Intervention de Jean-Baptiste Lemoyne

Séance en hémicycle du vendredi 29 mars 2019 à 9h30
Formation du personnel des navires de pêche — Présentation

Jean-Baptiste Lemoyne, secrétaire d'état auprès du ministre de l'Europe et des affaires étrangères :

Derrière cet acronyme peu engageant et qui peut paraître aride se cache toutefois une convention internationale qui permet un certain nombre de progrès, ce qui nous amène à vous demander d'autoriser sa ratification.

Il n'est pas inutile de revenir sur le contexte historique de la genèse de cette convention et sur son adoption. Alors que le secteur de la navigation de commerce est doté d'une convention internationale sur les normes de formation des gens de mer, de délivrance des brevets et de veille dite convention STCW, depuis 1978, plusieurs institutions internationales ont pris isolément des dispositions partielles pour le secteur de la pêche. Je pense à l'OIT – Organisation internationale du travail – à l'OMI – Organisation maritime internationale – ou à la FAO – Organisation pour l'alimentation et l'agriculture. Il convenait donc d'unifier ces règles et d'adopter des normes internationales en matière de formation des marins pour le secteur de la pêche.

Cela était d'autant plus indispensable que le secteur est fortement accidentogène. On arrive ainsi au chiffre très impressionnant de 24 000 morts par an dans le monde. Pour ce qui concerne notre pays, parmi les événements signalés en 2016 au bureau d'enquête sur les événements de mer qui impliquaient des navires français ou qui ont eu lieu dans les eaux sous souveraineté française, quatre décès étaient signalés. En tout état de cause, il était donc nécessaire d'agir pour que la formation des professionnels soit toujours plus efficace et complète.

Une conférence diplomatique réunie à Londres en 1995 a abouti à l'adoption de la convention STCW-F, ainsi que de neuf résolutions annexées. Aujourd'hui, vingt-six États sont parties à la convention, dont neuf États membres de l'Union européenne. Cette précision est utile car certaines dispositions de la convention relèvent de la compétence communautaire. La décision du Conseil de l'Union européenne du 18 mai 2015 autorise les États membres de l'Union à devenir partie de la convention.

Nous estimons que la ratification ne soulève aucune difficulté.

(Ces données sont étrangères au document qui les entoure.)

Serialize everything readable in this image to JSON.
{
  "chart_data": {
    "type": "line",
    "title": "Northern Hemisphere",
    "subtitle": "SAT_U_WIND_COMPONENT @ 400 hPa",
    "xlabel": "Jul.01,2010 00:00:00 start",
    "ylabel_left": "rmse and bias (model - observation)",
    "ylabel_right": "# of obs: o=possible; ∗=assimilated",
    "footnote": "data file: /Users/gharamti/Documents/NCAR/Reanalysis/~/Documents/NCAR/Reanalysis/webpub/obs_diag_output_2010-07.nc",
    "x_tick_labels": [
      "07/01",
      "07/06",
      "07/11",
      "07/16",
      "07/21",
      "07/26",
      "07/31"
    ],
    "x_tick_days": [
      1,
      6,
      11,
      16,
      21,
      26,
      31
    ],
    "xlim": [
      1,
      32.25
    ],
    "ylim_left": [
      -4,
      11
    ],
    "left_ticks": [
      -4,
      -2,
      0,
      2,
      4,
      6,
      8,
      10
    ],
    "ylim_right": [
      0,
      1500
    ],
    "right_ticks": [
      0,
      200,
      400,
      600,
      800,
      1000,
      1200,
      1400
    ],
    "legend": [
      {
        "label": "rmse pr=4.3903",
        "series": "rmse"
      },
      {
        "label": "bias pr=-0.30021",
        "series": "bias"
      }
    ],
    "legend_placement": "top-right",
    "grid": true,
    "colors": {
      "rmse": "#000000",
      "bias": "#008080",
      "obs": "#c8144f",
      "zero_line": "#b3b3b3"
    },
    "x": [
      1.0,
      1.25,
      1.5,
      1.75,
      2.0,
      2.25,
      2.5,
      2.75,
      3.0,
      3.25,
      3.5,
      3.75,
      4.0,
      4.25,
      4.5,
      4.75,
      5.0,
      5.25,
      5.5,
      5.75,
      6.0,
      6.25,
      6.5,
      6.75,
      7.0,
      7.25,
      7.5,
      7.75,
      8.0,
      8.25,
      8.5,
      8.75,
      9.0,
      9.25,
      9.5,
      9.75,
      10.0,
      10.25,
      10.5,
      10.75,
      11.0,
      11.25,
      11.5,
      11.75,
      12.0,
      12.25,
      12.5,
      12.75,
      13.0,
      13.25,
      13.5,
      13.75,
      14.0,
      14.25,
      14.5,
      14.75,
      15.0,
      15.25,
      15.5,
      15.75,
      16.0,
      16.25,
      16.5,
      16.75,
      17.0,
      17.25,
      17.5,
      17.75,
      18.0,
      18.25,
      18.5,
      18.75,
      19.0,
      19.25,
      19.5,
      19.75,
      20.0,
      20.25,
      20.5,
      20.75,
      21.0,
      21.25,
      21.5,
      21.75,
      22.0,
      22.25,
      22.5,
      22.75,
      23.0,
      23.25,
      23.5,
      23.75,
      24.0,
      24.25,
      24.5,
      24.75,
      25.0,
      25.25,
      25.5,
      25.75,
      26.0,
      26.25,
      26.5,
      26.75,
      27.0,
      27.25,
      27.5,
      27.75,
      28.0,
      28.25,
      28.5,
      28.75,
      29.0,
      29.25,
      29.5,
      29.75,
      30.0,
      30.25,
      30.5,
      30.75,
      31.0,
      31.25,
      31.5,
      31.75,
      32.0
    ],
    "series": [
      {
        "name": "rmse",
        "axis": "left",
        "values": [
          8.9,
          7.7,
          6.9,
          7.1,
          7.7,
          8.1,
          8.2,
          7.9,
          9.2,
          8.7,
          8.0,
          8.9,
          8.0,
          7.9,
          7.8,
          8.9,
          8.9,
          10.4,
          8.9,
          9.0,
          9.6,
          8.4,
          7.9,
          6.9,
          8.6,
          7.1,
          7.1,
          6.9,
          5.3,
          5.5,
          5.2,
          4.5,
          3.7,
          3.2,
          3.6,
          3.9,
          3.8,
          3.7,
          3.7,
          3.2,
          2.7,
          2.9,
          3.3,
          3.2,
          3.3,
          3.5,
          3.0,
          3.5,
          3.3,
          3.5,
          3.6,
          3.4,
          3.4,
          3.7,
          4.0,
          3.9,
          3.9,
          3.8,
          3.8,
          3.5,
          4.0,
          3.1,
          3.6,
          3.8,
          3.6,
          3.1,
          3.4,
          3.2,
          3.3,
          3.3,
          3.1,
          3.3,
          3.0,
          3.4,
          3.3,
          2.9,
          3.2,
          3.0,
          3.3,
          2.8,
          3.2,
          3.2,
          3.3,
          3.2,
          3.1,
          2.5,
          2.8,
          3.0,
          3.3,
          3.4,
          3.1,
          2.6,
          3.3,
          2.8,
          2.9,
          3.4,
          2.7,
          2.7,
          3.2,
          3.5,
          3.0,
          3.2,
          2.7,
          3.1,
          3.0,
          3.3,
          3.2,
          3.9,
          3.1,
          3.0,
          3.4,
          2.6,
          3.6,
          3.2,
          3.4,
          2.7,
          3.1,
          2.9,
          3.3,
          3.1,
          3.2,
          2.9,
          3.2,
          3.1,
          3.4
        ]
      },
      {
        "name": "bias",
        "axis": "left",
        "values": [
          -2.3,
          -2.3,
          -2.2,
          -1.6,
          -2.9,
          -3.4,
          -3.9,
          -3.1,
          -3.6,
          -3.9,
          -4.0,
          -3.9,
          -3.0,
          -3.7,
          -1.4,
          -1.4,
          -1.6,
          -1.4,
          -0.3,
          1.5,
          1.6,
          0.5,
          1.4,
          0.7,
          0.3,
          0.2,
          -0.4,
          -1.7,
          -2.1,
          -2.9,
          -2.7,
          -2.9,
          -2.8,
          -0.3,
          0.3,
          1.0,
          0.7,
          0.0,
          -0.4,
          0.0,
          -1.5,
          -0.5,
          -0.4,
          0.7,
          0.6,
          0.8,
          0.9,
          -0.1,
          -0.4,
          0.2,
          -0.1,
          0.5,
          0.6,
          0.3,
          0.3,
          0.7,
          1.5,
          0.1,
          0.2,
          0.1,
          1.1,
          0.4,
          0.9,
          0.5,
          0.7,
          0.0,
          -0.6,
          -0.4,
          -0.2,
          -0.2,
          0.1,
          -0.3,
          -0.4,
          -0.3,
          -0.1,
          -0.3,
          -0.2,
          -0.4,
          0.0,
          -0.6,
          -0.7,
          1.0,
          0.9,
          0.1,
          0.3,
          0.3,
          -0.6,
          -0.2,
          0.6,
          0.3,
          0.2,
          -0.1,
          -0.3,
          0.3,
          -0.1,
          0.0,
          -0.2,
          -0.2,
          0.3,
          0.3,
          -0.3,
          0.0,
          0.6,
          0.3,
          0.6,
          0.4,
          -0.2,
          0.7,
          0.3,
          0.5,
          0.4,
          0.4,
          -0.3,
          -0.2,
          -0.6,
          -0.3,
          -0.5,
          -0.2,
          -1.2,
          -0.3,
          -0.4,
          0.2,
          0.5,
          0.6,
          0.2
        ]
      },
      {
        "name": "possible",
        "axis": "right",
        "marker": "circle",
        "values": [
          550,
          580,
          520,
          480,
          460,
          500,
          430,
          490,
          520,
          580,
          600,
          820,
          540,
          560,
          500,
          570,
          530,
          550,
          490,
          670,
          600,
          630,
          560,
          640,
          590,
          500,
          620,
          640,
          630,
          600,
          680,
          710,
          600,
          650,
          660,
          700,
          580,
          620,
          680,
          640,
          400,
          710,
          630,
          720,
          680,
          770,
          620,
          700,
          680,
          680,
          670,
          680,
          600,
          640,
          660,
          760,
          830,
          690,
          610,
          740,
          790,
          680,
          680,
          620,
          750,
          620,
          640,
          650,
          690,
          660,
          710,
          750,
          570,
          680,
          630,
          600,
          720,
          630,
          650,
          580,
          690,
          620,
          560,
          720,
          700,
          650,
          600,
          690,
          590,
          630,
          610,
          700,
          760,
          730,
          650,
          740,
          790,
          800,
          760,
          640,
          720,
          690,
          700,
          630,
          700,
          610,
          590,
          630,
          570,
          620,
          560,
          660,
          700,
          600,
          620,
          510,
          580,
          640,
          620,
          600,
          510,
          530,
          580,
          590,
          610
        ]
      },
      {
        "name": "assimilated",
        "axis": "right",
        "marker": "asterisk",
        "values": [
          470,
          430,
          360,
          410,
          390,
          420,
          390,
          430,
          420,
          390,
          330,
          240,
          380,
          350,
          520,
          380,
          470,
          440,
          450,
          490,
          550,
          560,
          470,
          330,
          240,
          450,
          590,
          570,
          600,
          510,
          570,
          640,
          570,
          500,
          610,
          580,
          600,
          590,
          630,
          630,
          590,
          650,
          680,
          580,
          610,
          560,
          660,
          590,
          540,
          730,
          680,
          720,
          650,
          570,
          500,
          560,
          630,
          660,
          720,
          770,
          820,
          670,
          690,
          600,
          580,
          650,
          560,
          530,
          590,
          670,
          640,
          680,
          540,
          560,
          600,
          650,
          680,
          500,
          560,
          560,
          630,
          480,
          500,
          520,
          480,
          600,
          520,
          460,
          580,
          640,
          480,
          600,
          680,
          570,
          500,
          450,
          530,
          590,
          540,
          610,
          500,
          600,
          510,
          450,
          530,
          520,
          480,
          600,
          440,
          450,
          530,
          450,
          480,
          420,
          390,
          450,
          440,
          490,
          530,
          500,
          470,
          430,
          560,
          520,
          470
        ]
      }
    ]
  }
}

Elle s'inscrit dans le cadre de la politique de prévention des accidents et de lutte contre le dumping social, menée par la France depuis de nombreuses années. En effet, l'objectif de la convention est de définir des normes minimales de formation, de fixer des règles strictes en matière de délivrance des brevets et d'imposer des principes dans l'organisation de la veille en passerelle. Cela présente à nos yeux un triple intérêt.

Tout d'abord, la convention permet l'amélioration de la sécurité maritime par des règles harmonisées en matière de formation. À ce titre, elle répond aussi à des objectifs de développement durable dès lors que la baisse du nombre d'accidents contribuera à la prévention de la pollution marine.

Elle présente ensuite un intérêt dans le cadre de la lutte contre la concurrence déloyale menée par des pavillons moins exigeants en matière de normes sociales. Elle constitue ainsi un signal fort sur la nécessité de mettre en place un socle minimum de droits sociaux au niveau mondial dans le secteur maritime, plus particulièrement dans le secteur de la pêche.

Enfin, elle facilite l'émergence d'un marché de l'emploi maritime moins cloisonné en mettant fin à la distinction qui prévalait jusqu'alors entre les formations exigées pour la pêche, et celles exigées en matière de commerce. Les passerelles entre les deux secteurs sont indispensables afin de rendre le marché de l'emploi des navigants à la fois plus fluide et plus large.

La ratification de la convention par la France serait perçue par la communauté maritime internationale comme un signe de qualité de son pavillon. Elle permettrait en outre d'attester de l'employabilité des marins français dans le secteur de la pêche. Enfin, ces derniers pourraient bénéficier des dispositifs prévus par la convention en matière de reconnaissance des titres au niveau mondial.

Au sein de l'Union, la France veut un agenda social maritime européen ambitieux. L'une de ses propositions dans ce cadre vise à faire bénéficier toutes les activités en mer des acquis des conventions internationales, ce qui revient à agir en faveur des conditions de travail, d'emploi et de formation.

Une question pourrait se poser : pourquoi avons-nous attendu 2019 alors que la convention STCW-F a été adoptée à l'issue de la conférence internationale de 1995 ? En droit interne, la France a déjà adopté un certain nombre de règles – je pense au décret du 24 juin 2015. La ratification de cette convention s'inscrira dans le droit fil de ces décisions, et elle sera bienvenue plus de deux décennies après la conférence diplomatique de Londres.